Scrobipalpa stangei

Scientific classification
- Domain: Eukaryota
- Kingdom: Animalia
- Phylum: Arthropoda
- Class: Insecta
- Order: Lepidoptera
- Family: Gelechiidae
- Genus: Scrobipalpa
- Species: S. stangei
- Binomial name: Scrobipalpa stangei (Hering, 1889)
- Synonyms: Gelechia stangei Hering, 1889; Lita saltenella Mees, 1910;

= Scrobipalpa stangei =

- Authority: (Hering, 1889)
- Synonyms: Gelechia stangei Hering, 1889, Lita saltenella Mees, 1910

Species of moth

Scrobipalpa stangei is a moth in the family Gelechiidae. It was described by Hering in 1889. It is found in Great Britain, northern Germany, Denmark, southern Scandinavia, Poland, Estonia, Latvia, Austria and Hungary.

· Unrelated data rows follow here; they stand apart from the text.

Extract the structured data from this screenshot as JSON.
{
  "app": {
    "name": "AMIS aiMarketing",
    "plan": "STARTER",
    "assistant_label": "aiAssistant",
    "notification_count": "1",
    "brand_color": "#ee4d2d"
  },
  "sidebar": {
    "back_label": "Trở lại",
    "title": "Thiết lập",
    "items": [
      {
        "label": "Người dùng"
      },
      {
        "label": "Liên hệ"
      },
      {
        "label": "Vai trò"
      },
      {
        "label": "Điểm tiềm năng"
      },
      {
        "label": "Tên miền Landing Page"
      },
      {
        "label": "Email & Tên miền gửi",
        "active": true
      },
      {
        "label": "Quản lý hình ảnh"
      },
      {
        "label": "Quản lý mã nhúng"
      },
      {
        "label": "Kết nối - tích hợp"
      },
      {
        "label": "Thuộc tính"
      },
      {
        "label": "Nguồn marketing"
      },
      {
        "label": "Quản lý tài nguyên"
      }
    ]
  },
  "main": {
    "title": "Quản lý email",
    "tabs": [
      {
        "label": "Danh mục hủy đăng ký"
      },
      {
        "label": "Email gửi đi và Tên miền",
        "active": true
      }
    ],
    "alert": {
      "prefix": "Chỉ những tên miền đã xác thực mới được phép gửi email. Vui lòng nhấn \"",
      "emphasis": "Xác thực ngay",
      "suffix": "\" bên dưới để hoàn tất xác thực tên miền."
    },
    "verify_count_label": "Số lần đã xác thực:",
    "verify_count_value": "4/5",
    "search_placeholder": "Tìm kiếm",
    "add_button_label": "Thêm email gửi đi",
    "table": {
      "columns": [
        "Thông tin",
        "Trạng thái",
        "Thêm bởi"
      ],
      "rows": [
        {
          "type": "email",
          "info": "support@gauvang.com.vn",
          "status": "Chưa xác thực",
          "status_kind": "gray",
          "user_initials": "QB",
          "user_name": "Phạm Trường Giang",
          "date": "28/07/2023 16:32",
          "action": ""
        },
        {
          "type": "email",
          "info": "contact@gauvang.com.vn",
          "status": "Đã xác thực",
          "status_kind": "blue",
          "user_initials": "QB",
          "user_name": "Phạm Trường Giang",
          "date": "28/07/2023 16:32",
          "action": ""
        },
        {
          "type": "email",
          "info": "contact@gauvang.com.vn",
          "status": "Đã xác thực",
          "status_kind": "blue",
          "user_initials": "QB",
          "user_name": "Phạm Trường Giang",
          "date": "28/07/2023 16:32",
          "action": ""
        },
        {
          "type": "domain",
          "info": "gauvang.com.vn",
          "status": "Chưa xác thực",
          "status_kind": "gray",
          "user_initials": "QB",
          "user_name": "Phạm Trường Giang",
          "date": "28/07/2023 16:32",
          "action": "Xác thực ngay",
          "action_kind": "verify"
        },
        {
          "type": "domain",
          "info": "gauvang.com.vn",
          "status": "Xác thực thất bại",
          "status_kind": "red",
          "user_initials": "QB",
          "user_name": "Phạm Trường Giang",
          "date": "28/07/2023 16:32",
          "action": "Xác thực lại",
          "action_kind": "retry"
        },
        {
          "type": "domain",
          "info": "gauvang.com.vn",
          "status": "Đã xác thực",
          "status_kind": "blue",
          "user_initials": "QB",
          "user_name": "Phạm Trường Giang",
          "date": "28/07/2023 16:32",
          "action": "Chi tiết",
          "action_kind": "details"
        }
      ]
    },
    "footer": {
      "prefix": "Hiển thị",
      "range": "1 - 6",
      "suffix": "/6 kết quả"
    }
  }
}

Its wingspan ranges from 13–15 mm.

The larvae feed on Triglochin maritima and Triglochin palustris. They mine the leaves of their host plant in autumn. The mine has the form of a broad, transparent, full depth gallery. They overwinter in the rhizome, and bore in the rhizome or stem in spring. Pupation takes place outside of the mine.